When practice leads to co-articulation: the evolution of geometrically defined movement primitives.

The skilled generation of motor sequences involves the appropriate choice, ordering and timing of a sequence of simple, stereotyped movement elements. Nevertheless, a given movement element within a well-rehearsed sequence can be modified through interaction with its neighboring elements (co-articulation). We show that extensive training on a sequence of planar hand trajectories passing through several targets resulted in the co-articulation of movement components, and in the formation of new movement elements (primitives). Reduction in movement duration was accompanied by the gradual replacement of straight trajectories by longer curved ones, the latter affording the maximization of movement smoothness. Surprisingly, the curved trajectories were generated even when new target configurations were introduced, i.e., when target distances were scaled, movement direction reversed or when different start and end positions were used, indicating the acquisition of geometrically defined movement elements. However, the new trajectories were not shared by the untrained hand. Altogether, our results suggest that novel movement elements can be acquired through extensive training in adults.
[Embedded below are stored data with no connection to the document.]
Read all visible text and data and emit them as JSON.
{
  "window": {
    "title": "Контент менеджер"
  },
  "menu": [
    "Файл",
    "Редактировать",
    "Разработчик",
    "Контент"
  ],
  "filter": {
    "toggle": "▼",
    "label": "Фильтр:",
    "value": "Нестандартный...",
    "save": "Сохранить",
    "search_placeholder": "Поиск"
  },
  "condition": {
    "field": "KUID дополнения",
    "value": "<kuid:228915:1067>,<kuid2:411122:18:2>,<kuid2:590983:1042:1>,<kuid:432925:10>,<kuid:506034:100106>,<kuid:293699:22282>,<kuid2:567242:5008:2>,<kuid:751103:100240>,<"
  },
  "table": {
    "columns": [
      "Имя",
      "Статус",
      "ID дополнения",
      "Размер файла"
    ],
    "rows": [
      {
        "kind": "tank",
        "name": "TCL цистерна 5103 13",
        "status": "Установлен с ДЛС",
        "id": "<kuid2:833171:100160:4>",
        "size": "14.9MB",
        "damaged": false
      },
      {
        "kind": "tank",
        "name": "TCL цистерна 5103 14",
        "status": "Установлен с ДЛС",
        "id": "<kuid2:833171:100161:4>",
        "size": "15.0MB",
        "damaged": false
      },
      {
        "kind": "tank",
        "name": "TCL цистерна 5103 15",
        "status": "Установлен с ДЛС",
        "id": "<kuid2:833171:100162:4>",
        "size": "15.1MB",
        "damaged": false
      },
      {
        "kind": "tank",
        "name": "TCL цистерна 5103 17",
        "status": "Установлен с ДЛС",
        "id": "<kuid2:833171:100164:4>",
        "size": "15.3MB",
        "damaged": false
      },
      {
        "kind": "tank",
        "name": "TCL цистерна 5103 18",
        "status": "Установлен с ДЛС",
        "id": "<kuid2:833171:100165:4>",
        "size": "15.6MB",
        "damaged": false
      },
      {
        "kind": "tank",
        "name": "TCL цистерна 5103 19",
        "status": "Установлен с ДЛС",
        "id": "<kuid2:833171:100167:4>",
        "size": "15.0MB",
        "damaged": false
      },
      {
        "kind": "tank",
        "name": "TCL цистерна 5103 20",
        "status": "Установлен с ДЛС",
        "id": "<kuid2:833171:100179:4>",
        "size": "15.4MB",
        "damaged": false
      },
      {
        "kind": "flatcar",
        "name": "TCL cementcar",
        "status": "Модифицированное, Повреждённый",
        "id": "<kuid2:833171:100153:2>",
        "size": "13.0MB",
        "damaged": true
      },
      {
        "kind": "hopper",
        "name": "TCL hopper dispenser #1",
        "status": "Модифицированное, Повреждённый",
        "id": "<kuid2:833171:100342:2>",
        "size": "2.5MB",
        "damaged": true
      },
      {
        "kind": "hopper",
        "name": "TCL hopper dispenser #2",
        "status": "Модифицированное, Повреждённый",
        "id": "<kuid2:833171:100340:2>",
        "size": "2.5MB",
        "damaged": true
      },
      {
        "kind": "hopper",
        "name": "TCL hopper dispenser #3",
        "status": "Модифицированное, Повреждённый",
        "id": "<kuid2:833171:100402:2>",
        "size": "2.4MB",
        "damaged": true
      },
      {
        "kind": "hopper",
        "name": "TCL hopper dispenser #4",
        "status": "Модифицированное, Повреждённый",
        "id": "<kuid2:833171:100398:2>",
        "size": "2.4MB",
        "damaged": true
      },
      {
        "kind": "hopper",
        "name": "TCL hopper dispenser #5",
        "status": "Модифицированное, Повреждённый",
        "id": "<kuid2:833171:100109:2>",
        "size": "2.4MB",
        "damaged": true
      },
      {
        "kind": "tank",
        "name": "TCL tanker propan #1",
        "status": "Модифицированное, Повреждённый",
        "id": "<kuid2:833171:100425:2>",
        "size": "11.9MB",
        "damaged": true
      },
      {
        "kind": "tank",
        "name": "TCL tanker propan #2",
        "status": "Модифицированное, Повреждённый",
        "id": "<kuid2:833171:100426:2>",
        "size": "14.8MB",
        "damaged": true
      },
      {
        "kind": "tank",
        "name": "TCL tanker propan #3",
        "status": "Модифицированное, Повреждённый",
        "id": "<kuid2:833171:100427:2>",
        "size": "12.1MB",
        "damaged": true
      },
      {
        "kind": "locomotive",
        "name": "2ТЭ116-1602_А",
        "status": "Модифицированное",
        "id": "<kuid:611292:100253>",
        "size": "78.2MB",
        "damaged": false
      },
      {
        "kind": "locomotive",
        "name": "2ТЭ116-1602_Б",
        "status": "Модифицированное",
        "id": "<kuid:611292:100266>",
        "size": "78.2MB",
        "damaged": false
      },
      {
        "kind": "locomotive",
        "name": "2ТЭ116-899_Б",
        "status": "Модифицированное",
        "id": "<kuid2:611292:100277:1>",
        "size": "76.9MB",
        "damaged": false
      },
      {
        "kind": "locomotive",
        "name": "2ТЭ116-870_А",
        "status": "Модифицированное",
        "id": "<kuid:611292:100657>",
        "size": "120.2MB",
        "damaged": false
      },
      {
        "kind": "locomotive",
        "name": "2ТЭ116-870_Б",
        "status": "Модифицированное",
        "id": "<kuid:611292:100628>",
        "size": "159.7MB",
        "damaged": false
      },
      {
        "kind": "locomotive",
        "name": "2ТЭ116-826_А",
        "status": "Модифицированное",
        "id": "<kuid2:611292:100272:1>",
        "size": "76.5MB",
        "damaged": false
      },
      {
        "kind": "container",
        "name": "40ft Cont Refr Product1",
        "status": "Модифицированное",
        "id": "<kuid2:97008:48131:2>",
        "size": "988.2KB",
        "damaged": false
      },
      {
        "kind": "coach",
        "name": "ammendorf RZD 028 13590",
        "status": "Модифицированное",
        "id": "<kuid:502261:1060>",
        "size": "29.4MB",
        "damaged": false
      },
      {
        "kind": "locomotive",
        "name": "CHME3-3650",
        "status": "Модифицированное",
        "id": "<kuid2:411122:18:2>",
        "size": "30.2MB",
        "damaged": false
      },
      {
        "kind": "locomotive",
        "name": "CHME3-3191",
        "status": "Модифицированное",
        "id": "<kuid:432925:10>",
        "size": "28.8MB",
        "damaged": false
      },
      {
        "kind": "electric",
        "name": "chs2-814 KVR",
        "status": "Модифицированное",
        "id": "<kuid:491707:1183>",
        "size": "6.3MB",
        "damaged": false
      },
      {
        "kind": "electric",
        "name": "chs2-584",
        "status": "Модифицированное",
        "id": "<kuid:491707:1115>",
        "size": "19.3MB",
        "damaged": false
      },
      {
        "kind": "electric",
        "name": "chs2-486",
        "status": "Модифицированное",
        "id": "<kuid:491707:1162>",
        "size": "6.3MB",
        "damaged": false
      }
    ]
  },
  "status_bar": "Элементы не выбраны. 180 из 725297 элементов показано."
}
Organization of Octopus Arm Movements: A Model System for Studying the Control of Flexible Arms

Octopus arm movements provide an extreme example of controlled movements of a flexible arm with virtually unlimited degrees of freedom. This study aims to identify general principles in the organization of these movements. Video records of the movements ofOctopus vulgaris performing the task of reaching toward a target were studied. The octopus extends its arm toward the target by a wave-like propagation of a bend that travels from the base of the arm toward the tip. Similar bend propagation is seen in other octopus arm movements, such as locomotion and searching. The kinematics (position and velocity) of the midpoint of the bend in three-dimensional space were extracted using the direct linear transformation algorithm. This showed that the bend tends to move within a single linear plane in a simple, slightly curved path connecting the center of the animal’s body with the target location. Approximately 70% of the reaching movements demonstrated a stereotyped tangential velocity profile. An invariant profile was observed when movements were normalized for velocity and distance. Two arms, extended together in the same behavioral context, demonstrated identical velocity profiles. The stereotyped features of the movements were also observed in spontaneous arm extensions (not toward an external target). The simple and stereotypic appearance of the bend trajectory suggests that the position of the bend in space and time is the controlled variable. We propose that this strategy reduces the immense redundancy of the octopus arm movements and hence simplifies motor control.